The Law Center and its partners submitted an amicus brief on the merits of a case regarding special education and the degree of educational benefit required under Free Appropriate Public Education.
This is the first time since 1982 that the Courts are revisiting this matter. In 1982, the Court declared that each Individualized Education Program must be reasonably calculated to confer an educational benefit, but did not define the appropriate level of educational benefit, which has led the courts of appeals to become divided over the issue. Some circuits require a substantial educational benefit while others merely require a just-above-trivial educational benefit.
Since 1982, expectations for education for students with disabilities have grown. Our brief in support of the Plaintiffs adds arguments focusing on the new educational methodologies that have caused legislative changes. Our brief also focused on the disproportionate way in which lowered expectations for students with disabilities affects children of color.

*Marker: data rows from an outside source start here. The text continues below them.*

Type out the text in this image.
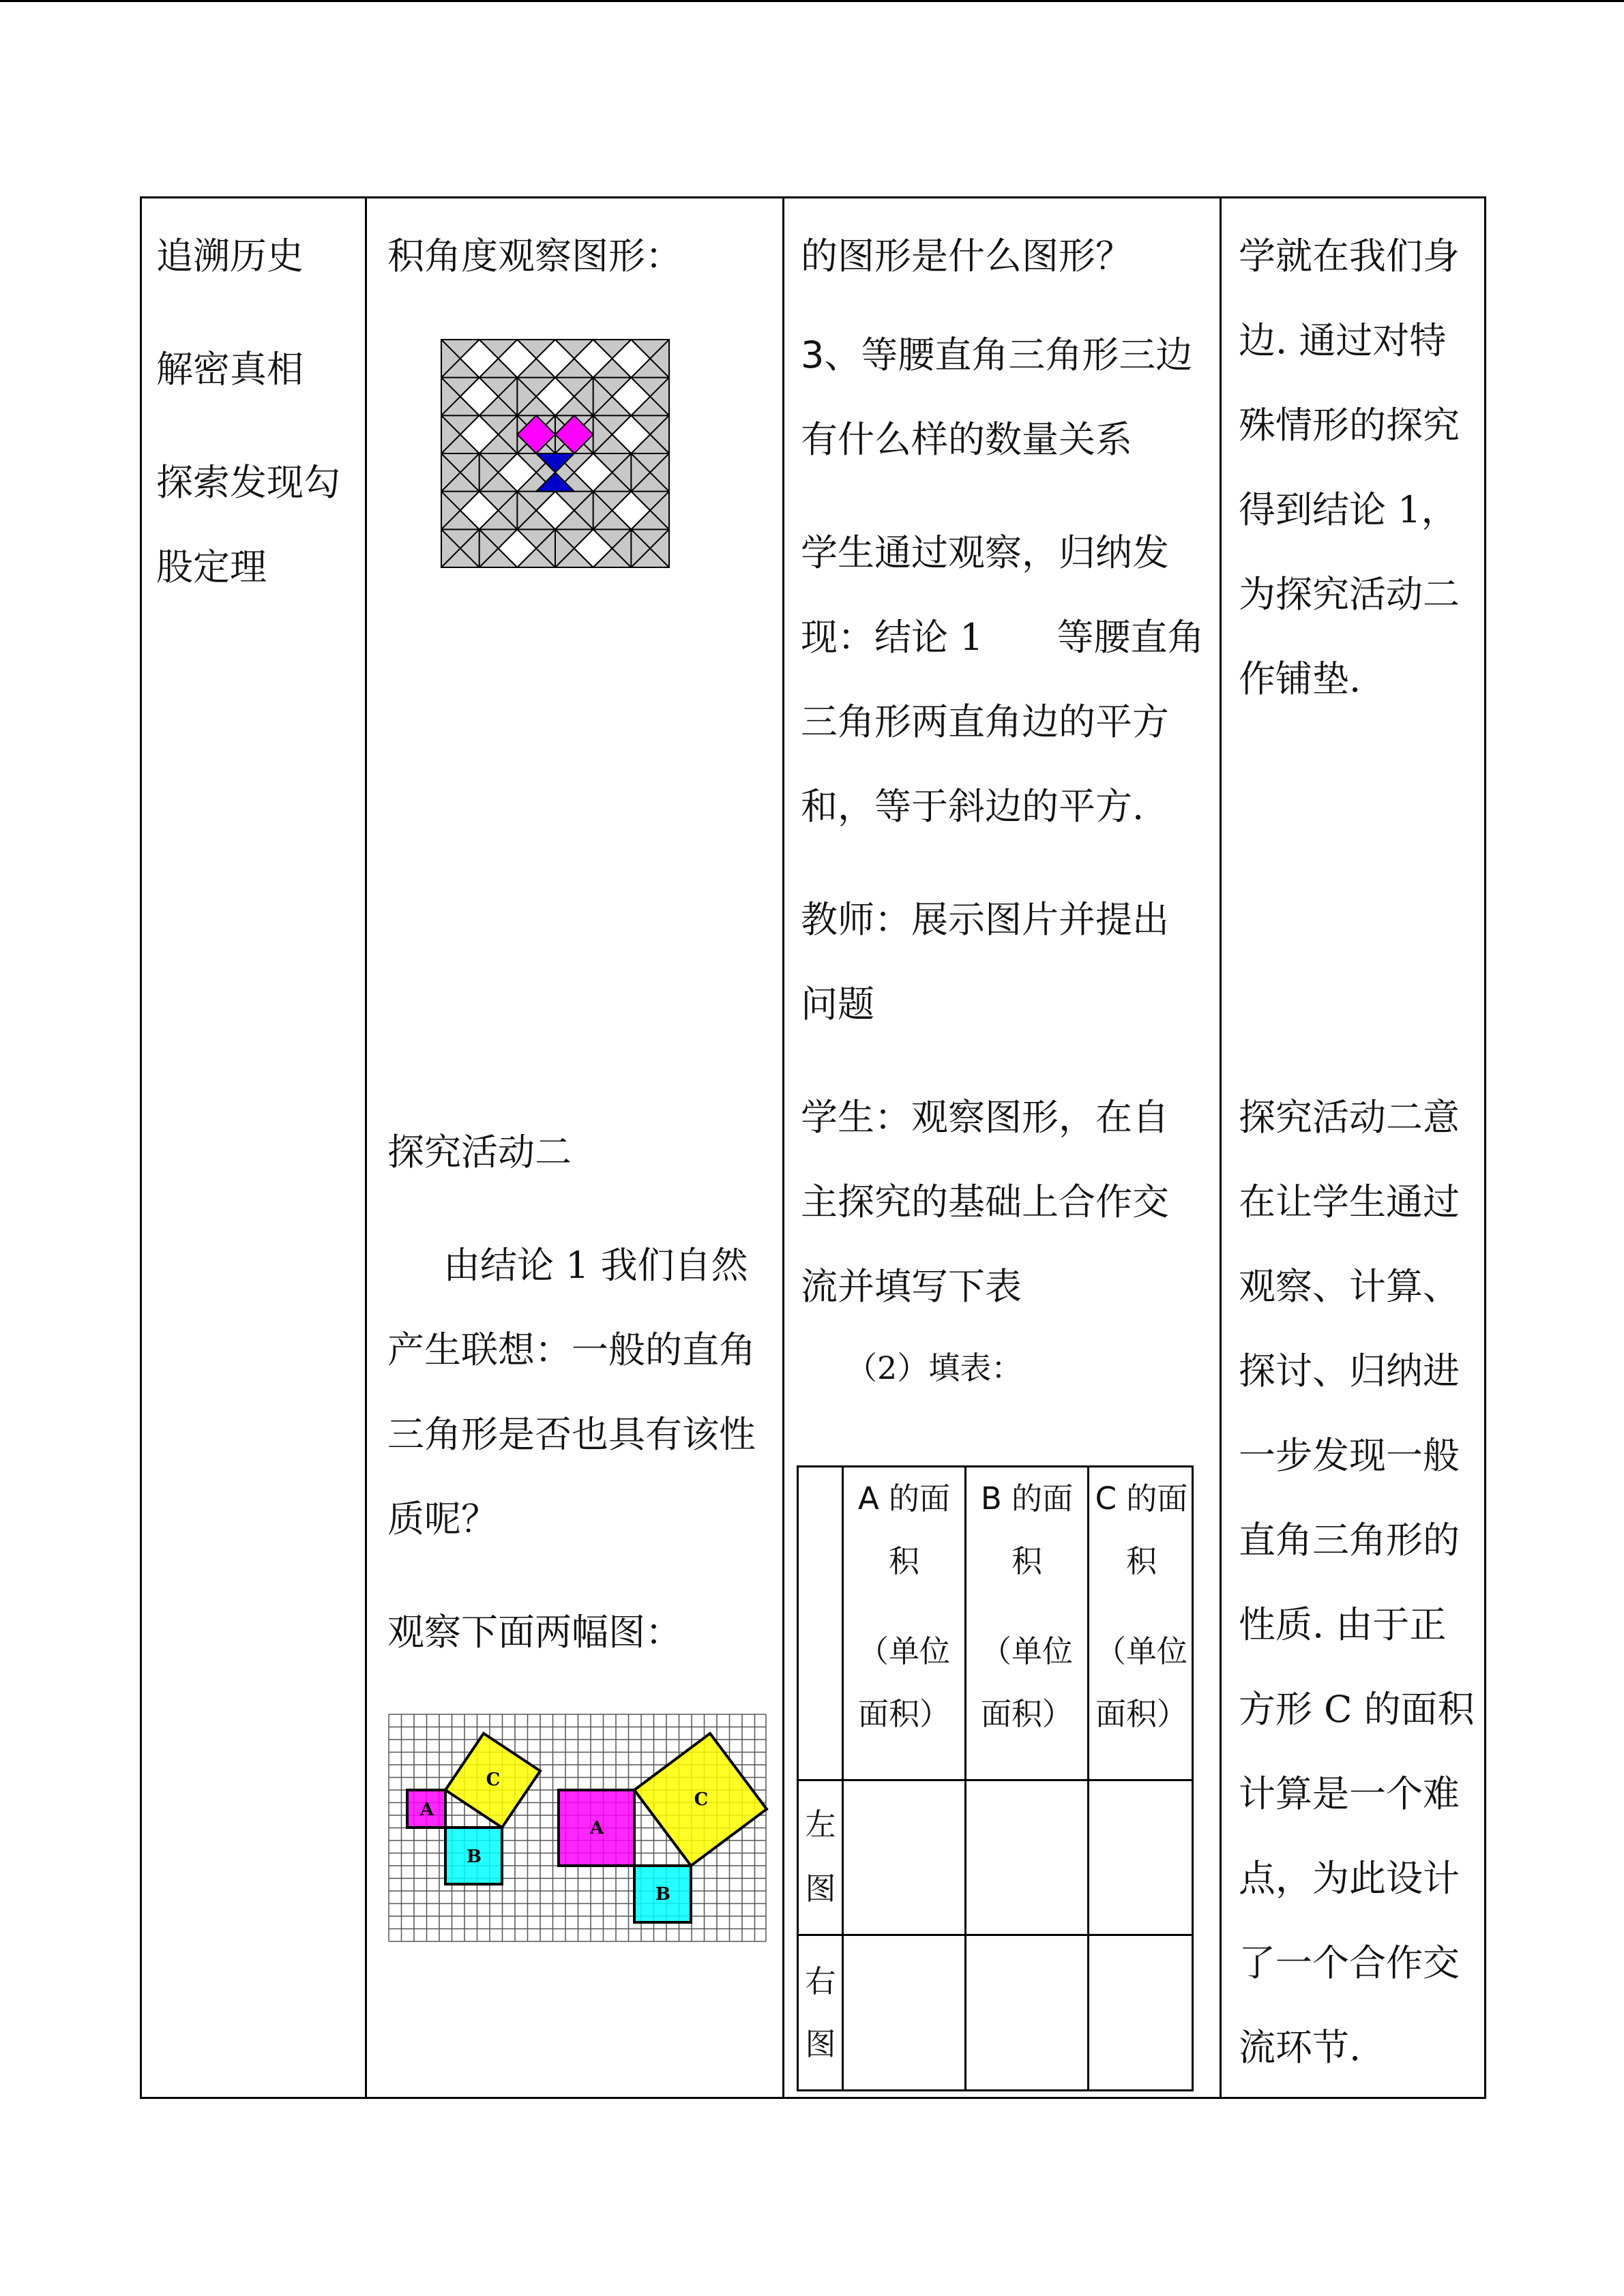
追溯历史
解密真相
探索发现勾
股定理
积角度观察图形：
探究活动二
由结论 1 我们自然
产生联想：一般的直角
三角形是否也具有该性
质呢？
观察下面两幅图：
A
B
C
A
B
C
的图形是什么图形？
3、等腰直角三角形三边
有什么样的数量关系
学生通过观察，归纳发
现：结论 1　　等腰直角
三角形两直角边的平方
和，等于斜边的平方.
教师：展示图片并提出
问题
学生：观察图形，在自
主探究的基础上合作交
流并填写下表
（2）填表：
A 的面
积
（单位
面积）
B 的面
积
（单位
面积）
C 的面
积
（单位
面积）
左
图
右
图
学就在我们身
边. 通过对特
殊情形的探究
得到结论 1，
为探究活动二
作铺垫.
探究活动二意
在让学生通过
观察、计算、
探讨、归纳进
一步发现一般
直角三角形的
性质. 由于正
方形 C 的面积
计算是一个难
点，为此设计
了一个合作交
流环节.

Resolution of the circuit split is imperative because the scope and nature of disabilities presented by children served under the Individuals with Disabilities Education Act is growing rapidly and major developments in evidence-based interventions and assistive technologies since Rowley can enlarge access of children with disabilities to a meaningful education fostering independent, productive lives. It will also give meaning to the amendments to IDEA that were passed by Congress to emphasize the need of IEPs to prepare children with disabilities for further education, employment and independent lives.